Il termine "bomba atomica" nella classificazione originaria di "bomba A" indicava propriamente solo le bombe a fissione. Quelle che invece utilizzano la fusione termonucleare sono chiamate bombe H o bombe all'idrogeno, o anche raggruppate nella definizione di "armi termonucleari". Le armi nucleari presenti negli arsenali contemporanei sono praticamente tutte di quest'ultimo tipo. La bomba a fissione però è comunque una componente fondamentale delle armi termonucleari stesse, costituendone il cuore o l'innesco, le armi termonucleari sono perciò bombe a "due stadi". Questo perché la fusione di nuclei leggeri può essere innescata solo con energie altissime, e la bomba a fissione è l'unico dispositivo capace di produrre gli altissimi valori di pressione e temperatura indispensabili per innescare la reazione di fusione termonucleare.

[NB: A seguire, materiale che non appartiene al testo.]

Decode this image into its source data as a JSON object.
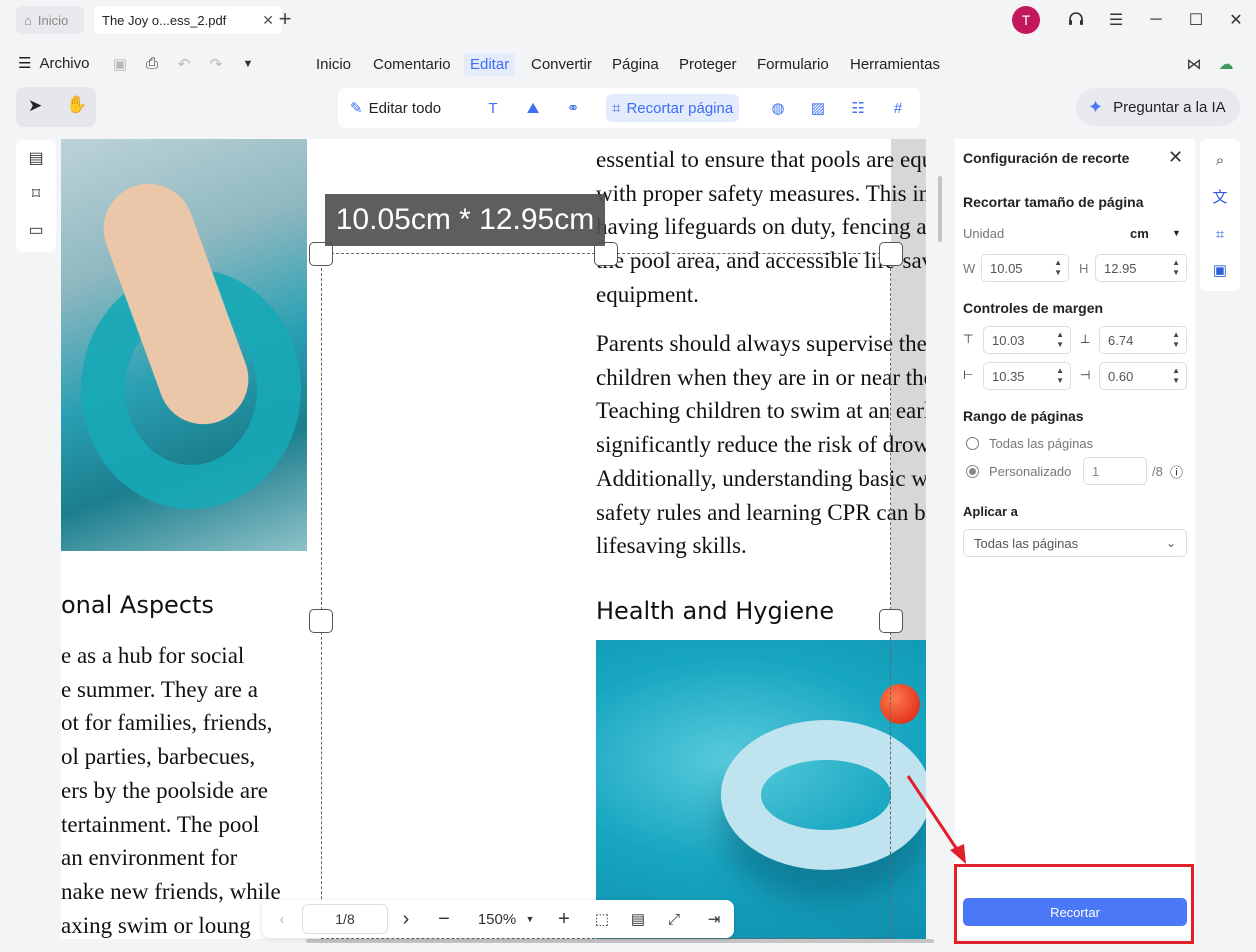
{
  "tabs": {
    "home": "Inicio",
    "doc": "The Joy o...ess_2.pdf"
  },
  "user": {
    "initial": "T"
  },
  "menu": {
    "file": "Archivo",
    "items": [
      "Inicio",
      "Comentario",
      "Editar",
      "Convertir",
      "Página",
      "Proteger",
      "Formulario",
      "Herramientas"
    ],
    "active": "Editar"
  },
  "ribbon": {
    "edit_all": "Editar todo",
    "crop_page": "Recortar página"
  },
  "ai": {
    "label": "Preguntar a la IA"
  },
  "document": {
    "left_heading": "onal Aspects",
    "left_lines": [
      "e as a hub for social",
      "e summer. They are a",
      "ot for families, friends,",
      "ol parties, barbecues,",
      "ers by the poolside are",
      "tertainment. The pool",
      "an environment for",
      "nake new friends, while",
      "axing swim or loung"
    ],
    "para1": [
      "essential to ensure that pools are equipped",
      "with proper safety measures. This includes",
      "having lifeguards on duty, fencing around",
      "the pool area, and accessible life-saving",
      "equipment."
    ],
    "para2": [
      "Parents should always supervise their",
      "children when they are in or near the water.",
      "Teaching children to swim at an early age can",
      "significantly reduce the risk of drowning.",
      "Additionally, understanding basic water",
      "safety rules and learning CPR can be",
      "lifesaving skills."
    ],
    "heading2": "Health and Hygiene",
    "crop_size": "10.05cm * 12.95cm"
  },
  "pagebar": {
    "page": "1/8",
    "zoom": "150%"
  },
  "panel": {
    "title": "Configuración de recorte",
    "size_section": "Recortar tamaño de página",
    "unit_label": "Unidad",
    "unit_value": "cm",
    "w_label": "W",
    "w_value": "10.05",
    "h_label": "H",
    "h_value": "12.95",
    "margin_section": "Controles de margen",
    "m_top": "10.03",
    "m_bottom": "6.74",
    "m_left": "10.35",
    "m_right": "0.60",
    "range_section": "Rango de páginas",
    "all_pages": "Todas las páginas",
    "custom": "Personalizado",
    "custom_value": "1",
    "of_total": "/8",
    "apply_section": "Aplicar a",
    "apply_value": "Todas las páginas",
    "apply_button": "Recortar"
  },
  "colors": {
    "accent": "#3d6ef5",
    "button": "#4a78f6",
    "highlight": "#e0202a",
    "avatar": "#c2185b"
  }
}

Il principio della bomba atomica è la reazione a catena di fissione nucleare, il fenomeno fisico per cui il nucleo atomico di certi elementi con massa atomica superiore a 230 si può dividere (fissione) in due o più nuclei di elementi più leggeri quando viene colpito da un neutrone libero. La fissione si può innescare in forma massiccia, cioè come reazione a catena, se i nuclei fissili sono tanto numerosi e vicini fra loro da rendere probabile l'ulteriore collisione dei neutroni liberati con nuovi nuclei fissili. Gli isotopi che è possibile utilizzare nella pratica sono l'uranio-235 e il plutonio-239. Questi metalli pesanti sono i materiali fissili per eccellenza.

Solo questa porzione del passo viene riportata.